Опасные высказывания! Ведь их вполне можно было истолковать как прямое подстрекательство к устранению Джироламо как наследника. А в эпоху Возрождения конфликты на всех уровнях решались просто – и самым популярным средством их разрешения был яд. Все это удручало и беспокоило Клару, и не раз между ней и Фацио вспыхивали жестокие ссоры. Во время одной из них она в истерике упала на каменную мостовую и сильно ударилась головой. Три часа Клара была без сознания, «только пена бежала из ее рта». Джироламо решил помирить родителей, объявив, что по примеру своего другого дяди, францисканца Еванжелисты, намерен постричься в монахи.

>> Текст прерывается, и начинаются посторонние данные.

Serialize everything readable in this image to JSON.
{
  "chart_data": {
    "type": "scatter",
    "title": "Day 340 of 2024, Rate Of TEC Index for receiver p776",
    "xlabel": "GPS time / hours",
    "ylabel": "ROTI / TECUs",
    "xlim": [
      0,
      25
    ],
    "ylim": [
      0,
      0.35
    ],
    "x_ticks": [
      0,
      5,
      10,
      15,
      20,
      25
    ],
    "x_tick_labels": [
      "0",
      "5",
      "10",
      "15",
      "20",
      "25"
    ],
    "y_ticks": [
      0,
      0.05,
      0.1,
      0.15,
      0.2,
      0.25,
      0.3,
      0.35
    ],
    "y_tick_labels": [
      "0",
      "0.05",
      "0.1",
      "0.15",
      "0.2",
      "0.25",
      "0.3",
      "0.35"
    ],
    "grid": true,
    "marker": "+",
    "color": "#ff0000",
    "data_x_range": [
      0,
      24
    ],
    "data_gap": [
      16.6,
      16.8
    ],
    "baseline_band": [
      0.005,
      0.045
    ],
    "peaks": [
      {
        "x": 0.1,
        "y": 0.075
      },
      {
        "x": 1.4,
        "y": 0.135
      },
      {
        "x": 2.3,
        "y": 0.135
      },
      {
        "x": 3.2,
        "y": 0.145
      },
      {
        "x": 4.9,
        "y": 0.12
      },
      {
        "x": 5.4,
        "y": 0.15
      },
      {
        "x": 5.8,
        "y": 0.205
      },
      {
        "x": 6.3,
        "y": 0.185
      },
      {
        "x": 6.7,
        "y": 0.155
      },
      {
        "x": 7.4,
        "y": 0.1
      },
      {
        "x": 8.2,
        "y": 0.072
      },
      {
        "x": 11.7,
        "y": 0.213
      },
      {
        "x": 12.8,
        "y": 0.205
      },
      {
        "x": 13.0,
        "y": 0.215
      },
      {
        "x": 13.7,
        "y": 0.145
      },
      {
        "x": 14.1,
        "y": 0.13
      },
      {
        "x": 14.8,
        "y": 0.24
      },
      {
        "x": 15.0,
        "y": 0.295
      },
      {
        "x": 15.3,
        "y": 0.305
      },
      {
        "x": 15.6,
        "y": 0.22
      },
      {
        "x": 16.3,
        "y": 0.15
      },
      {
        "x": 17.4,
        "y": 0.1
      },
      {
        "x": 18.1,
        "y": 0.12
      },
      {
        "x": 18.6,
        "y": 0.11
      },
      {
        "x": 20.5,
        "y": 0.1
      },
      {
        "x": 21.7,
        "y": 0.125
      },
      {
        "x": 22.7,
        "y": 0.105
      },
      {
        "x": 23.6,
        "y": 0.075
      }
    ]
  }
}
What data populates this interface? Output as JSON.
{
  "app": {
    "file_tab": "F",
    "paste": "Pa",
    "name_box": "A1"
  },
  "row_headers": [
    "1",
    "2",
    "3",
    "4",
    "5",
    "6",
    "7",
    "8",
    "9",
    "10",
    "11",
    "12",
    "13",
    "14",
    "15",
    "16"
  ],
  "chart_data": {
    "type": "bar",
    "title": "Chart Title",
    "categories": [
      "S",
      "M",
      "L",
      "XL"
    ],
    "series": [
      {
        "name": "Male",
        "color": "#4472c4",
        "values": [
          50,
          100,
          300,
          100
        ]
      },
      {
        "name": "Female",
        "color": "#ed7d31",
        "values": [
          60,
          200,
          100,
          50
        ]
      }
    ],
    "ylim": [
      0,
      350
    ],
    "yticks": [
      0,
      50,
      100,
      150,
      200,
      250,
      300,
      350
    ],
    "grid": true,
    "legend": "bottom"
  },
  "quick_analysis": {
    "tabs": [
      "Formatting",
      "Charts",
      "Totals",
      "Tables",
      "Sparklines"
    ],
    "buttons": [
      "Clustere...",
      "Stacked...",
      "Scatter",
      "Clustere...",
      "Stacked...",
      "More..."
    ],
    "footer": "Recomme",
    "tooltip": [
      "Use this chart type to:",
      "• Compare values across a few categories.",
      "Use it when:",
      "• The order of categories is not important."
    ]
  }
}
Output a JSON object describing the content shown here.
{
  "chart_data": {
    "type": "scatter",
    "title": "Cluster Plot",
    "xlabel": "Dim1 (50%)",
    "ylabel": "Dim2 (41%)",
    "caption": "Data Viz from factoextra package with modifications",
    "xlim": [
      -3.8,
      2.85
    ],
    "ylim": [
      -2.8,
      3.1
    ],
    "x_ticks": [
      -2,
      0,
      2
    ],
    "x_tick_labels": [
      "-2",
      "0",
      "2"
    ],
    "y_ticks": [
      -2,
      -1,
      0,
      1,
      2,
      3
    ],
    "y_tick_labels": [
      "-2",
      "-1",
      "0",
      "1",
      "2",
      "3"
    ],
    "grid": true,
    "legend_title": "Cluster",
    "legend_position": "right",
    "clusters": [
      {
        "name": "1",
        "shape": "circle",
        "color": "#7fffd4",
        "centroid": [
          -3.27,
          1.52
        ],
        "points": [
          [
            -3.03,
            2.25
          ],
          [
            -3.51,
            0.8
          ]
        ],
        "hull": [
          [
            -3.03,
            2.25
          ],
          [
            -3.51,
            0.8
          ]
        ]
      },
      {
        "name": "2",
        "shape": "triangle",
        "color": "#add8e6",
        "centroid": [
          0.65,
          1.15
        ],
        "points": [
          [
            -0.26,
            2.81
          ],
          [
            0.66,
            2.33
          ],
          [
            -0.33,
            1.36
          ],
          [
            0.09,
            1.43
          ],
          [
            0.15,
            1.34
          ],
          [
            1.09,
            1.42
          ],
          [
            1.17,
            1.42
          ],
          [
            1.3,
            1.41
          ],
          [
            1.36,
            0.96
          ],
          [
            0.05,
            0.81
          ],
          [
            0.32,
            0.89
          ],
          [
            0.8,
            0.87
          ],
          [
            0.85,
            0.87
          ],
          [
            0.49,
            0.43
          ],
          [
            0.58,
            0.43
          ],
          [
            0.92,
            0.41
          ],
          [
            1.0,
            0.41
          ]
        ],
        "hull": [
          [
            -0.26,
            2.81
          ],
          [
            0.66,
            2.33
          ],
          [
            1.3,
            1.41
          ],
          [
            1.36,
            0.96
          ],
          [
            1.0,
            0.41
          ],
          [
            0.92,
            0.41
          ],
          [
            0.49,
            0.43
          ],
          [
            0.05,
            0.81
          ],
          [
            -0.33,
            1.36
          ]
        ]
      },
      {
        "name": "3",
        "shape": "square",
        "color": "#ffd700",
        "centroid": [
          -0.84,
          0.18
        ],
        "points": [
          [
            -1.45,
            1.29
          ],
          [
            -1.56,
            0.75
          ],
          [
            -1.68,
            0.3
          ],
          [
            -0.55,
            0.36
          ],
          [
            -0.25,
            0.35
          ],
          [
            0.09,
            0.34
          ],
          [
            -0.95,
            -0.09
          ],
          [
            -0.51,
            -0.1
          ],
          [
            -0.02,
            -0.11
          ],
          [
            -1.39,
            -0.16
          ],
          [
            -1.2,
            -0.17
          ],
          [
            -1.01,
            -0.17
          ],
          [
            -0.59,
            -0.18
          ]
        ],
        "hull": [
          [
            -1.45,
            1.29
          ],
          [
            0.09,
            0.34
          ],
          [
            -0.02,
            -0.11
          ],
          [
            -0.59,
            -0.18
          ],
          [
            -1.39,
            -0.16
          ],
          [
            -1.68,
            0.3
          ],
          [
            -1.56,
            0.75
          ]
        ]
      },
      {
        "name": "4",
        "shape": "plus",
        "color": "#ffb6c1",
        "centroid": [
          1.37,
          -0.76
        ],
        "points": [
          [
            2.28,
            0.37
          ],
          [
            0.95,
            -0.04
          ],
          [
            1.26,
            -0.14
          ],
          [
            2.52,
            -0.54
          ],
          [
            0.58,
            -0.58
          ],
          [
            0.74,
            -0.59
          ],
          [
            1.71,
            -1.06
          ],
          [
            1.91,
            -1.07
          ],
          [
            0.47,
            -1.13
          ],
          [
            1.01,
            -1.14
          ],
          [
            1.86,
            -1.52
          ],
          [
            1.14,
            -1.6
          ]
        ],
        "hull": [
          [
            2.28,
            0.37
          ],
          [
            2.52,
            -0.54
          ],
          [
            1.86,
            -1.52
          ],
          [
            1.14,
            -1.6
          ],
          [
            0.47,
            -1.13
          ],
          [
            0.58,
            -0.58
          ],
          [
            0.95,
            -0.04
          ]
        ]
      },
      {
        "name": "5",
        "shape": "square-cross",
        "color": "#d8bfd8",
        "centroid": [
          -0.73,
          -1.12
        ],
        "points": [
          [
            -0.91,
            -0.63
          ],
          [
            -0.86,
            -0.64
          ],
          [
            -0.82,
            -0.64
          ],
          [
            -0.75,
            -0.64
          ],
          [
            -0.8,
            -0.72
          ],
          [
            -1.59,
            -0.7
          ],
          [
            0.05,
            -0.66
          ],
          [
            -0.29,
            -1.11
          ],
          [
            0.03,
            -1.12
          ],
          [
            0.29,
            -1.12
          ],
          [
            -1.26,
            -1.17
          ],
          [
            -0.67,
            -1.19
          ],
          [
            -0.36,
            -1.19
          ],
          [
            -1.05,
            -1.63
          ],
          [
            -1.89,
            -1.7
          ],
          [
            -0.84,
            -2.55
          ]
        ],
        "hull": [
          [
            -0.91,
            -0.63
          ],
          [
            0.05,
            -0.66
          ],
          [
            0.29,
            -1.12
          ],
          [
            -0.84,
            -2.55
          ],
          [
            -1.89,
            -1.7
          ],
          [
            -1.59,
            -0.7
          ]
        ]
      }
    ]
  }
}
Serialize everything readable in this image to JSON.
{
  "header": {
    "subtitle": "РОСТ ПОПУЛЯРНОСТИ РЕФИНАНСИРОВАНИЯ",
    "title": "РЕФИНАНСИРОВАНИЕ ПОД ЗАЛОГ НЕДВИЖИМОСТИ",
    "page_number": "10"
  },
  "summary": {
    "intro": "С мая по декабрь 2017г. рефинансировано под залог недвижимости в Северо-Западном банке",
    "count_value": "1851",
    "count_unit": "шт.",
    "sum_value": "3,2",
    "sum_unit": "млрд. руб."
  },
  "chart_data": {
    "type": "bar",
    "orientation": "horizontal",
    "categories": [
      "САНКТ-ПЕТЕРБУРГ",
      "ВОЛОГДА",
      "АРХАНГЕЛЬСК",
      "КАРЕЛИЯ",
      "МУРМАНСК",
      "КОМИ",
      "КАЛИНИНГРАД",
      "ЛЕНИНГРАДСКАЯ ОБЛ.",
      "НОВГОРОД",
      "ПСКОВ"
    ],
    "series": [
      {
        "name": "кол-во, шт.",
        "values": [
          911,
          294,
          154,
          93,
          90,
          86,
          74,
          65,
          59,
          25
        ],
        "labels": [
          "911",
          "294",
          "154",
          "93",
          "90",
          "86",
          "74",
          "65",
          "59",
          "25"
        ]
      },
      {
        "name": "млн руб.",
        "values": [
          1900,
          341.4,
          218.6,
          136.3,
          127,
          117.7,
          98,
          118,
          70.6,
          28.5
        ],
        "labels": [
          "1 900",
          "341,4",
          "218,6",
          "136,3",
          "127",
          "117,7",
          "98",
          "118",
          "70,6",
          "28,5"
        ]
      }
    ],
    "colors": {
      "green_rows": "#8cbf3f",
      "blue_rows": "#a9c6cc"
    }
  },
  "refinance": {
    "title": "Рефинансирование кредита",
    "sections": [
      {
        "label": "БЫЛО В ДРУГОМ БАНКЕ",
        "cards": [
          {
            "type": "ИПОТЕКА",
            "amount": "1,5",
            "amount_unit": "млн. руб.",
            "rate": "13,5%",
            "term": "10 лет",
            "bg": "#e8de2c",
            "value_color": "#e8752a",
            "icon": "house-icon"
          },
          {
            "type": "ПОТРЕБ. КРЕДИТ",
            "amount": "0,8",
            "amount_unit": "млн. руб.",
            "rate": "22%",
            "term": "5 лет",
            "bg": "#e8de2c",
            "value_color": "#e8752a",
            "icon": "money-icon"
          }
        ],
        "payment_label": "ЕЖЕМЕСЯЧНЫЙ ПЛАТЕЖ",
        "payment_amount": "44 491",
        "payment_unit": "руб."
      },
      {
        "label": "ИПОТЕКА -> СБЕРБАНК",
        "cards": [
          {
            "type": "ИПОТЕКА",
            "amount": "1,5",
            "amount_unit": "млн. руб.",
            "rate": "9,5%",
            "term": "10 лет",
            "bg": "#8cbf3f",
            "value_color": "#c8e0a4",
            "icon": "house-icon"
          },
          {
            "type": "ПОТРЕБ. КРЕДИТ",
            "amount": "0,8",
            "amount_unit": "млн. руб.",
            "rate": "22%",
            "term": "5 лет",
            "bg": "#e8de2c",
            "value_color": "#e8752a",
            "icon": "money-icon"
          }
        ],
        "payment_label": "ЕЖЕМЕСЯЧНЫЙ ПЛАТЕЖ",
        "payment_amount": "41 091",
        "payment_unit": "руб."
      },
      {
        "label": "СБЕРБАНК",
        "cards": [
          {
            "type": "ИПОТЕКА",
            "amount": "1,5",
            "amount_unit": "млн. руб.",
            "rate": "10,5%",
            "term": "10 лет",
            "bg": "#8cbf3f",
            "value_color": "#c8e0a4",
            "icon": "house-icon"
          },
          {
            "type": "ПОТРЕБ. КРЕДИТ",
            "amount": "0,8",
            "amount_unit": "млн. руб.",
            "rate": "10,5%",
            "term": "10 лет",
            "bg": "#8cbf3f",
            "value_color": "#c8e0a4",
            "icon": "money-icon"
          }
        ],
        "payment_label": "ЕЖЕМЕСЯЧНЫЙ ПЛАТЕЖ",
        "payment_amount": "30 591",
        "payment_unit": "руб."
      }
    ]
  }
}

К счастью, этому намерению не суждено было сбыться, и юноша, вынужденный следовать воле отца, остался в городе.
Предоставленный самому себе, он часто исчезал из дома и целыми днями, нередко голодный, бродил по садам и пригородам Милана. Его видели в подозрительных компаниях, среди гуляк, там, где играли в кости и карты. Наряду с этим – страстное увлечение музыкой. Тайком от Фацио Клара оплачивала его музыкальные уроки, и Джироламо с удовольствием играл на лютне, распевая лауды[6] и фроттолы[7] со своими собутыльниками. Настоящих же, преданных друзей у него по-прежнему не было. Может быть, причиной тому была его вспыльчивость и обидчивый характер. Он не терпел оскорблений и даже неловко сказанных или двусмысленных фраз, как-то задевающих его достоинство или честь его родителей.
С юных лет он исповедовал простую философию поведения: «Если ты будешь сносить оскорбления безропотно, на тебя будут нападать как на человека, заслуживающего только презрения, и затопчут тебя». Впрочем, можно предположить, что Кардано не только защищался, но и нападал. Много лет спустя он признавался: «В молодости я был жаден до столкновений с сильнейшими». А для этого недостаточно было иметь бешеный темперамент и гордый нрав. Нужна была и сила, и поэтому Джироламо «предавался всякого рода телесным упражнениям». Преуспел он в этом настолько, что с ним «считались даже самые злостные задиры». Он вспоминал: «Я фехтовал иногда одним мечом, не прибегая к щиту, иногда же защищался либо овальным, либо большим или малым круглым щитом; бился я также кинжалом и мечом вместе и не без ловкости вскакивал на деревянного коня, вооруженный мечом и в плаще. Я умел безоружный выбивать у противника обнаженный кинжал; приучал себя к бегу и прыжкам, и, в конце концов, достиг значительных успехов, каких не мог добиться в рукопашной борьбе, так как руки у меня были слабы. Я не предавался с особым увлечением ни верховой езде, ни плаванию, ни стрельбе из ружья. Приобретенное мною искусство и опытность в телесных упражнениях придали мне такое мужество, что я даже завербовался в запасные войска».